L'Italia dovrà aspettare la Rivoluzione Francese, che è l'avvenimento che rompe l'equilibrio della vecchia società europea: sarà questa ad aprire l'Era Moderna. Un uragano impetuoso che uscirà dalla Francia, travolgerà le teste coronate, e non ne rimarrà immune neppure  l'Italia con il primo albeggiare della risorta coscienza nazionale ormai dimenticata dai tempi della caduta dell'Impero Romano. 

Nel 1796 a Reggio sventolerà la prima bandiera di questa coscienza nazionale. Durò solo un "mattino", poi venne la "restaurazione"; ma l'"uragano" e i primi fermenti avevano già preparato gli avvenimenti che si sarebbero successivamente sviluppati dopo il 1848-48;  in Italia con il Risorgimento e nell'Unità, in altri Paesi con il consolidamento o la formazione definitiva degli stati forti.
I primo moti del 1821 finiranno tragicamente; ma erano solo le prime note di un preludio che anticipavano la resurrezione, cioè il Risorgimento dell'Italia; non proprio a risorgere dall'antica Roma, qualcosa di più modesto, ma sufficiente per ridare un po' di orgoglio  agli italiani di essere Italiani e non sudditi di altri Paesi.

(Vi rimandiamo al 1788 e successivi anni, quando l'"uragano" investirà  anche l'Italia)

L'ANNO 1600

*** ENRICO IV non ha dimenticato i Savoia quando lui impegnato e in difficoltà  nella guerra civile in Francia, Carlo Emanuele ne aveva approfittato per invadere la Provenza nel 1590, nè ha dimenticato quando nel 1588 il Savoia si era annesso il marchesato di Saluzzo.
 In agosto le truppe francesi invadono il ducato di Savoia e riconquistano sia il marchesato che la città di Chamberry. Con un ulteriore trattato con Spagna, Francia (il 17 gennaio del prossimo anno, a Lione) il marchesato viene riacquistato dal Savoia, ma è costretto a cedere la Bresse, il Bubey, il Valromey e il Gex, oltre a permettere il passaggio delle truppe spagnole in alcuni territori.
Ma la volontà di espandersi al Savoia non viene meno. Si prepara infatti ad invadere il Ginevrino.

Enrico IV  a causa delle lunghe guerre sostenute, è molto indebitato con il granduca di Toscana Ferdinando I. La soluzione ai suoi problemi economici la trova facendo dichiarare nullo il suo matrimonio con Margherita di Valois, poi sposando proprio la nipote del granduca, MARIA dei MEDICI.

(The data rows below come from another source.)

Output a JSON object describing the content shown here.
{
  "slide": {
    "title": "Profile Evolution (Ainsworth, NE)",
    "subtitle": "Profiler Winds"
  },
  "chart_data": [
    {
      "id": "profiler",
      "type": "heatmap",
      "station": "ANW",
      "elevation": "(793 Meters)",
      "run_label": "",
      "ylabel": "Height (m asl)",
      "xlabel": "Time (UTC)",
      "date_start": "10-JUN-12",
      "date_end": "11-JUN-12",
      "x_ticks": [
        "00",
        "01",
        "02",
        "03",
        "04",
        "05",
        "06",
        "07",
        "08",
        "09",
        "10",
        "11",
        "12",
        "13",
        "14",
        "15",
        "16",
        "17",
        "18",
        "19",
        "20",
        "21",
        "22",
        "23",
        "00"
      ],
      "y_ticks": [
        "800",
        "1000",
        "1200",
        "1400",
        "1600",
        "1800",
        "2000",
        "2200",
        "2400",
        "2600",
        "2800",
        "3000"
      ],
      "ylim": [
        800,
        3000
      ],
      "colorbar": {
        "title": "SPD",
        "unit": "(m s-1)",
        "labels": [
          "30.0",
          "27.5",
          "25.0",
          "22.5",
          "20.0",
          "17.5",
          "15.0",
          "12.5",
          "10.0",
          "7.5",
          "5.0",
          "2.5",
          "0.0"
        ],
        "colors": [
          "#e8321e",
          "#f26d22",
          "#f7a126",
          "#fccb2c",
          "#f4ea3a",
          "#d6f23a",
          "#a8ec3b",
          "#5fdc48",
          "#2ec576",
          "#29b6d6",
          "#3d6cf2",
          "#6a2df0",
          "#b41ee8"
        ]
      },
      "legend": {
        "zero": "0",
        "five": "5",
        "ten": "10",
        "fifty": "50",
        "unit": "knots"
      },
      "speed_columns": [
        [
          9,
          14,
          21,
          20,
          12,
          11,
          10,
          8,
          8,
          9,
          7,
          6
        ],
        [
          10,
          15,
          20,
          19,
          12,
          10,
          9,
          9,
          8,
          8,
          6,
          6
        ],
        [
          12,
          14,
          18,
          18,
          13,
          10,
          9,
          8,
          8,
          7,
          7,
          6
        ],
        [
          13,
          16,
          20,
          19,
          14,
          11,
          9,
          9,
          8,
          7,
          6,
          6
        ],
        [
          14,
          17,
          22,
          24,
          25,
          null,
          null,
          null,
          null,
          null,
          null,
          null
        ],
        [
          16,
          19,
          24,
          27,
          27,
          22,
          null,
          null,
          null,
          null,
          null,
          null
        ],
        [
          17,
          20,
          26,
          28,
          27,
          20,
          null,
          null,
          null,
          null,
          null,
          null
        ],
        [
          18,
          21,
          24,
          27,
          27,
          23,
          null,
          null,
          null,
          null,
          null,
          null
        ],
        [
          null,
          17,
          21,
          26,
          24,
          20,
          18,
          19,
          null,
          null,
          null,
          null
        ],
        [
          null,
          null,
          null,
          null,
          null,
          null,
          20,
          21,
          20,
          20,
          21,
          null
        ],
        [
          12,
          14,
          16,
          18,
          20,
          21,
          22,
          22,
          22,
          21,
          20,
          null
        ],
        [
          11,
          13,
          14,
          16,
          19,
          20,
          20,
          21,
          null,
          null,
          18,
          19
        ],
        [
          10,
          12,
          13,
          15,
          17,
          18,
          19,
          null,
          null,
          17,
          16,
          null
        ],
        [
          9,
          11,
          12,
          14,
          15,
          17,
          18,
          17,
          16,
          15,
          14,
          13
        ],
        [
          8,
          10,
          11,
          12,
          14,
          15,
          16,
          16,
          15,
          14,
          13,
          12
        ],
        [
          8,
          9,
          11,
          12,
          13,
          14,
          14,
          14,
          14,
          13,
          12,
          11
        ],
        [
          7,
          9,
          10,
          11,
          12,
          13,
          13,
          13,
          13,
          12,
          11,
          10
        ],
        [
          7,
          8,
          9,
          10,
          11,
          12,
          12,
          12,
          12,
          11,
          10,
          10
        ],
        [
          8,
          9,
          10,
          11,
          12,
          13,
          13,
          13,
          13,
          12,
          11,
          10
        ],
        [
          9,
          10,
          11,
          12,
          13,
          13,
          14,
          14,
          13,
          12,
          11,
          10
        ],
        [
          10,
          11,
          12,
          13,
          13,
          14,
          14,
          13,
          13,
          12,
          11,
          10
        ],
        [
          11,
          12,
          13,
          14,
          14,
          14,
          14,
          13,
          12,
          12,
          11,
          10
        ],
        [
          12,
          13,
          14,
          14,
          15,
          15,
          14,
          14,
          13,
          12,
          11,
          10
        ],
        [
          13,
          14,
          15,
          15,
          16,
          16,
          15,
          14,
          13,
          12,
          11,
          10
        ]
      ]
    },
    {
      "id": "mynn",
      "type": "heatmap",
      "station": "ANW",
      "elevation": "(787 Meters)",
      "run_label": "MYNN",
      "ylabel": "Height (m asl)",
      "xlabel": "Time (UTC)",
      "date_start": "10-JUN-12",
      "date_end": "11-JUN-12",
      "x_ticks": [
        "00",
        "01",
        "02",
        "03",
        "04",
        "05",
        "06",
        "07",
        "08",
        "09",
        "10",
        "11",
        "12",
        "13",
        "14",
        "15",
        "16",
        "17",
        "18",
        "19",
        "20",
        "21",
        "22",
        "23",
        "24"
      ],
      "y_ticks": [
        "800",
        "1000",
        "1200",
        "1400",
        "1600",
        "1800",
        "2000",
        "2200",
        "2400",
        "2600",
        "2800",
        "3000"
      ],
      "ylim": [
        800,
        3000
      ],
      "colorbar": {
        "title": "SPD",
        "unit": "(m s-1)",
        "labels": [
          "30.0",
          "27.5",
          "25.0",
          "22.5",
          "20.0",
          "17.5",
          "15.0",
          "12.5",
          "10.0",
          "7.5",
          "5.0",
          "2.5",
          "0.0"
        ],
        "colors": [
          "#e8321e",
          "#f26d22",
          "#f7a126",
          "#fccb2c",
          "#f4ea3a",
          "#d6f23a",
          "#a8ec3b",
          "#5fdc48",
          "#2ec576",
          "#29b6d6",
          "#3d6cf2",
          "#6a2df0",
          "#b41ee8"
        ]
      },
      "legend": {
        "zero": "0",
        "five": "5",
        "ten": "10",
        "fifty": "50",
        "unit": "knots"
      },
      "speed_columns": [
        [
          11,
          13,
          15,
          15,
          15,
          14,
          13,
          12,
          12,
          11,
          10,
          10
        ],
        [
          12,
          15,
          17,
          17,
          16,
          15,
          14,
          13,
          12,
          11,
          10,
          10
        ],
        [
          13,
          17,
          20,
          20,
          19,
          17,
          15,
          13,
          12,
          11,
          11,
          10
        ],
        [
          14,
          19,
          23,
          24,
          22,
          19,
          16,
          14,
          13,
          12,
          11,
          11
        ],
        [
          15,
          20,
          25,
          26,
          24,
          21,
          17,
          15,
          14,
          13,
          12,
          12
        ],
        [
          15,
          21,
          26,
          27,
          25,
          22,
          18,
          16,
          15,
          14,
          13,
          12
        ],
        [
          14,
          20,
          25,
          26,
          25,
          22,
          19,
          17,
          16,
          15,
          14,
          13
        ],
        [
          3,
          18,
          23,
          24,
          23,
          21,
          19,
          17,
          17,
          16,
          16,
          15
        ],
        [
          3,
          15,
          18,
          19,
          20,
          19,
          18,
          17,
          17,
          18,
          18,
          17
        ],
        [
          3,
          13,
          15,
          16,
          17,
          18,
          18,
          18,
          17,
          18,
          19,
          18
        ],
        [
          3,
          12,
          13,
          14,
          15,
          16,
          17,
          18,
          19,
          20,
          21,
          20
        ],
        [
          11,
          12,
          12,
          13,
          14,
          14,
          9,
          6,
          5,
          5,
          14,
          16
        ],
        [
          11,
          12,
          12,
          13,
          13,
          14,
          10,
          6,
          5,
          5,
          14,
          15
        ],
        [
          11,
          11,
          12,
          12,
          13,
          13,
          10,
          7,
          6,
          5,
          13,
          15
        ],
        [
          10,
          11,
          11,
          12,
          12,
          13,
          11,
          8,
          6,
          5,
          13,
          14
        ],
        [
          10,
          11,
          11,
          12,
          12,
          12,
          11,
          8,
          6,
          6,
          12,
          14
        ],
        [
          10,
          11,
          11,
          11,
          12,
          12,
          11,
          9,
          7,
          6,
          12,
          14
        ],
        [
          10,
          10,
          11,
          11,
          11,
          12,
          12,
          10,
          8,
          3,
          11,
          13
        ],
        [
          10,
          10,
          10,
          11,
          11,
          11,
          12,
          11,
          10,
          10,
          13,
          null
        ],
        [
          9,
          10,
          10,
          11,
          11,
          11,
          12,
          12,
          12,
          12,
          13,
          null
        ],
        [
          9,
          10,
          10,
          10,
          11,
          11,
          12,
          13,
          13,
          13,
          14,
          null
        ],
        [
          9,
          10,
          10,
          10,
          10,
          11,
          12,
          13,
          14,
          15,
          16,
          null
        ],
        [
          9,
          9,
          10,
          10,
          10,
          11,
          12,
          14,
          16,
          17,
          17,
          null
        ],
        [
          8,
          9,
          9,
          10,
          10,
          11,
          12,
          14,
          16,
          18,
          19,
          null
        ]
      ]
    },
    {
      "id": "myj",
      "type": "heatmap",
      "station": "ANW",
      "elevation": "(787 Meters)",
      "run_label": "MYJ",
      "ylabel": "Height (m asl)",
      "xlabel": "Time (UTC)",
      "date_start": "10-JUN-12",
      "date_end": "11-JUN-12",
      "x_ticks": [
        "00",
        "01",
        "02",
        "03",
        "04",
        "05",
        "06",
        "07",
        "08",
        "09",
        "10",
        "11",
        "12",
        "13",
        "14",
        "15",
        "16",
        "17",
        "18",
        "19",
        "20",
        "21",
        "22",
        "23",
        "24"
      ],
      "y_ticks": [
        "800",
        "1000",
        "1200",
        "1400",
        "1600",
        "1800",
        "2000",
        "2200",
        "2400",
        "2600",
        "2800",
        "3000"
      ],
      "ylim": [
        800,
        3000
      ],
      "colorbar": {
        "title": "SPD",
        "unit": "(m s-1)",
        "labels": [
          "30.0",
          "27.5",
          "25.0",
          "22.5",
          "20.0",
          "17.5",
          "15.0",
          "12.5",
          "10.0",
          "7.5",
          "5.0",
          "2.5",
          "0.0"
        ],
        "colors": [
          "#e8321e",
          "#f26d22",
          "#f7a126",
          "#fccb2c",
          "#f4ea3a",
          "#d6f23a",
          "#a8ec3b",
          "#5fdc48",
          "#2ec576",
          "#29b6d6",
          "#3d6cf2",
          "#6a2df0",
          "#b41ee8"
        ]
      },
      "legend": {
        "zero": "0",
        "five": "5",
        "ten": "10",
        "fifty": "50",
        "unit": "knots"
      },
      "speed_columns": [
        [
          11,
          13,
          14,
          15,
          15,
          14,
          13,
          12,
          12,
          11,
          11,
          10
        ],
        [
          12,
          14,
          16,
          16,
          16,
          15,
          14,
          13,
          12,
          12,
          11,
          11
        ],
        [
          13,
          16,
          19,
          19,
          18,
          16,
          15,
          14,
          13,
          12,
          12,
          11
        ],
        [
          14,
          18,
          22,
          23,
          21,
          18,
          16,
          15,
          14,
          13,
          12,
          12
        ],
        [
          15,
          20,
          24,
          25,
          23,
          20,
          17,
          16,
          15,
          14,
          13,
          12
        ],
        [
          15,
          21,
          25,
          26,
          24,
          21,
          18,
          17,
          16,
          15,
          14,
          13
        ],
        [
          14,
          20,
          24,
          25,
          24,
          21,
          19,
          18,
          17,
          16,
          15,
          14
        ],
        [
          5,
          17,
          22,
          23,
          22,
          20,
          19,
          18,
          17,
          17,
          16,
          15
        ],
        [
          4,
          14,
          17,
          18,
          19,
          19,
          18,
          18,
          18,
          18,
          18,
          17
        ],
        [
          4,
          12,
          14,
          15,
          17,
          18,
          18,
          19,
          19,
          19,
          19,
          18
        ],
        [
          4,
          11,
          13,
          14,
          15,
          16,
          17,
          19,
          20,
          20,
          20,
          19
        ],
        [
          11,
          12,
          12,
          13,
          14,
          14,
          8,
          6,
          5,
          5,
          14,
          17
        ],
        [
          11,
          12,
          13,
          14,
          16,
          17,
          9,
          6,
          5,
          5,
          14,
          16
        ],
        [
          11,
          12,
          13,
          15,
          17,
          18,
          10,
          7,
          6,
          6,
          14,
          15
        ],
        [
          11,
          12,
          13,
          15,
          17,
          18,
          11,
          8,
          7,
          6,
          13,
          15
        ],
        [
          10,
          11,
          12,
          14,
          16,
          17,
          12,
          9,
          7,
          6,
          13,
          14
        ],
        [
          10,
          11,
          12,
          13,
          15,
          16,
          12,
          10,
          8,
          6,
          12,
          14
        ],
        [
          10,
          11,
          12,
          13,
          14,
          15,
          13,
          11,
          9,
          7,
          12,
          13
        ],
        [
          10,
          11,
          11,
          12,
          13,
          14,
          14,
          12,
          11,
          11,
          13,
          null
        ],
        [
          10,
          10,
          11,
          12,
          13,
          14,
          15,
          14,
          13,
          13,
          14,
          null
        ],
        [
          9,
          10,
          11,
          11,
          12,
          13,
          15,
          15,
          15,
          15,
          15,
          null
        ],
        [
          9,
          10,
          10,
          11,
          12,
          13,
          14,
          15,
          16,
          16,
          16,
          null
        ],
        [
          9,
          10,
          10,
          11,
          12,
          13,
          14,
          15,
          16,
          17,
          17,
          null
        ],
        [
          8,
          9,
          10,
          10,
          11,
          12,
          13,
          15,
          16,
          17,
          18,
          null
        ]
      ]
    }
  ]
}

Nel frattempo falliscono i negoziati di pace tra Spagna e l'Inghilterra. Gli inglesi non si lasciano scappare in questo periodo di forte debolezza della Spagna, l'occasione per sferrare con le truppe guidate da Maurizio d'Orange, una battaglia il 2 luglio a Niuwpoort, sconfiggendo gli spagnoli.

*** GIORDANO BRUNO (qui la biografia e la bolla della condanna)  il domenicano ribelle con idee sovversive, dopo un lungo processo dell'inquisizione di Venezia, durato sette anni, viene condannato e arso vivo a Roma, a Campo dei Fiori, il 17 febbraio. Sosteneva l'infinitá dell'universo, l'autonomia della ragione e relegava la religione solo al suo ruolo educativo, morale ed etico; ma visto il "regalo" che i "giudici"  gli hanno fatto mettendolo sulla graticola, queste tre virtù -loro- erano proprio carenti; e in quanto all'autonomia della ragione, questa era del tutto assente.